Black Rice and Anthocyanins

Black Rice and Anthocyanins

Black Rice was once food for the royalty in Asia. Touted as forbidden rice and part of the ancient grains, primarily rice eating has been practiced by communities for generations. The varieties of rice and specific uses - whether black, brown or red and in a variety of cooking styles such as with vegetables, with meat in the form of biryani with pulses and lentils and with milk as a sweet dish all point to the versatility of rice. And the many ways in which it forms a part of our daily palate. 

Black Rice in itself has its fair share of benefits. Rich in Anthocyanins, the purple colour of the rice signifies its higher content. More than brown rice, red rice or red quinoa.
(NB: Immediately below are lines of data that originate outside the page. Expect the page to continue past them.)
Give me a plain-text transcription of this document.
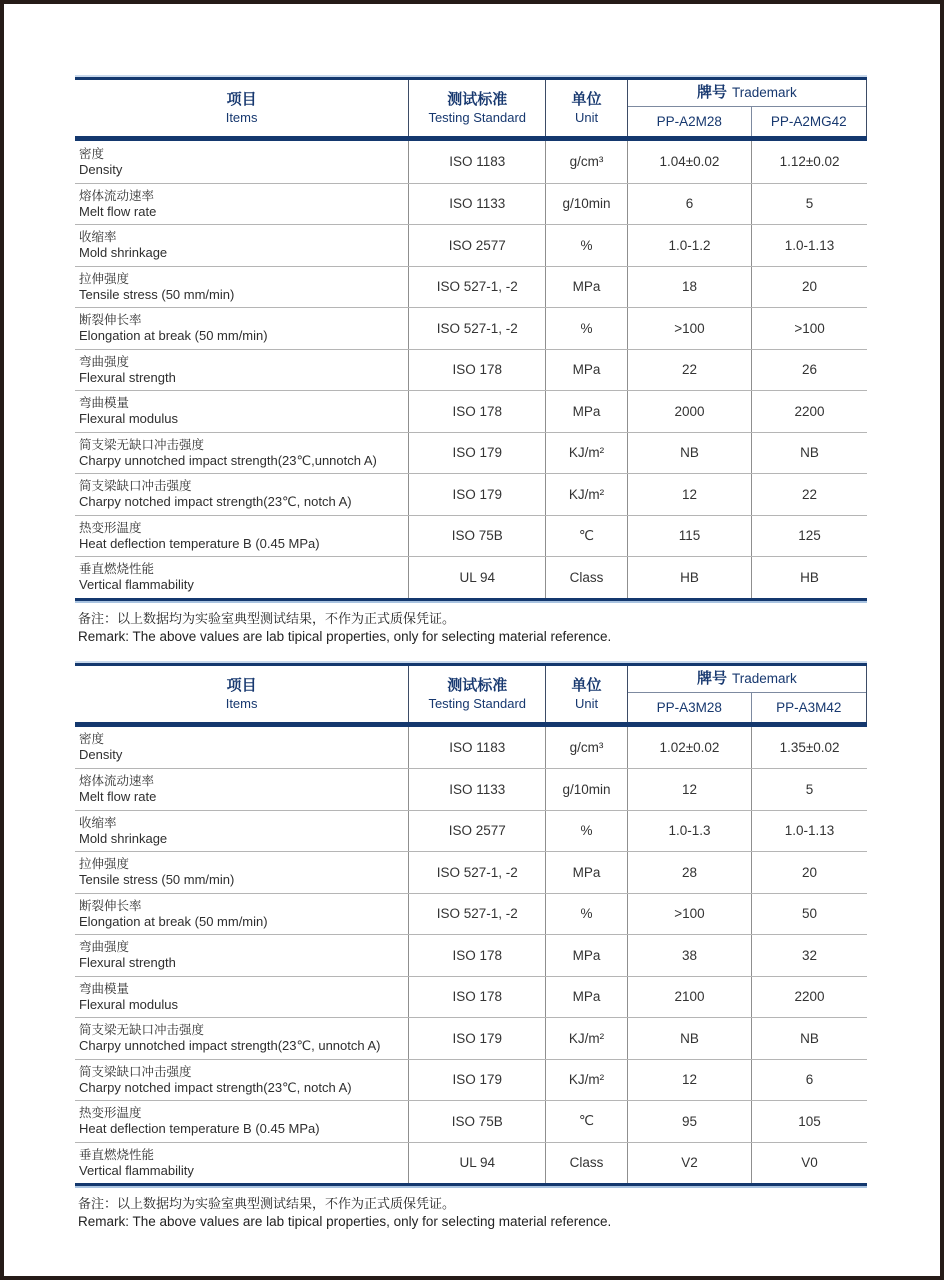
项目
Items
测试标准
Testing Standard
单位
Unit
牌号 Trademark
PP-A2M28	PP-A2MG42
密度
Density	ISO 1183	g/cm³	1.04±0.02	1.12±0.02
熔体流动速率
Melt flow rate	ISO 1133	g/10min	6	5
收缩率
Mold shrinkage	ISO 2577	%	1.0-1.2	1.0-1.13
拉伸强度
Tensile stress (50 mm/min)	ISO 527-1, -2	MPa	18	20
断裂伸长率
Elongation at break (50 mm/min)	ISO 527-1, -2	%	>100	>100
弯曲强度
Flexural strength	ISO 178	MPa	22	26
弯曲模量
Flexural modulus	ISO 178	MPa	2000	2200
简支梁无缺口冲击强度
Charpy unnotched impact strength(23℃,unnotch A)	ISO 179	KJ/m²	NB	NB
简支梁缺口冲击强度
Charpy notched impact strength(23℃, notch A)	ISO 179	KJ/m²	12	22
热变形温度
Heat deflection temperature B (0.45 MPa)	ISO 75B	℃	115	125
垂直燃烧性能
Vertical flammability	UL 94	Class	HB	HB
备注：以上数据均为实验室典型测试结果，不作为正式质保凭证。
Remark: The above values are lab tipical properties, only for selecting material reference.
项目
Items
测试标准
Testing Standard
单位
Unit
牌号 Trademark
PP-A3M28	PP-A3M42
密度
Density	ISO 1183	g/cm³	1.02±0.02	1.35±0.02
熔体流动速率
Melt flow rate	ISO 1133	g/10min	12	5
收缩率
Mold shrinkage	ISO 2577	%	1.0-1.3	1.0-1.13
拉伸强度
Tensile stress (50 mm/min)	ISO 527-1, -2	MPa	28	20
断裂伸长率
Elongation at break (50 mm/min)	ISO 527-1, -2	%	>100	50
弯曲强度
Flexural strength	ISO 178	MPa	38	32
弯曲模量
Flexural modulus	ISO 178	MPa	2100	2200
简支梁无缺口冲击强度
Charpy unnotched impact strength(23℃, unnotch A)	ISO 179	KJ/m²	NB	NB
简支梁缺口冲击强度
Charpy notched impact strength(23℃, notch A)	ISO 179	KJ/m²	12	6
热变形温度
Heat deflection temperature B (0.45 MPa)	ISO 75B	℃	95	105
垂直燃烧性能
Vertical flammability	UL 94	Class	V2	V0
备注：以上数据均为实验室典型测试结果，不作为正式质保凭证。
Remark: The above values are lab tipical properties, only for selecting material reference.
While the regular milling process may strip the white rice of its nutrients, it does not happen in the case of black rice which does not undergo any refining process so it can preserve its natural nutrients and antioxidants better than processed rice. 

It is a good source of protien and fiber, keeps you full for longer and prevents all the associated side effects such as obesity and diabetes. So consider having black rice in your diet along with millets which are superfoods. Indulge in a wider palate to get maximum health benefits. 


Now for a recipe - Black Rice is not hard to cook, because it is not processed it may take a little more time but you can mitigate that by soaking the rice in water for a good half hour or forty minutes. Use a pressure cooker to cook till the rice turns glutinous. This variety from Manipur turns glutinous after cooking but has a fragrance which is unmistakable. You can cook black rice with vegetables, meat, fish curry or add milk and mango pulp to make it a black rice pudding. To stick to a vegan recipe add coconut milk with pulped mango to the black rice for a wonderful fragrant after dinner dessert.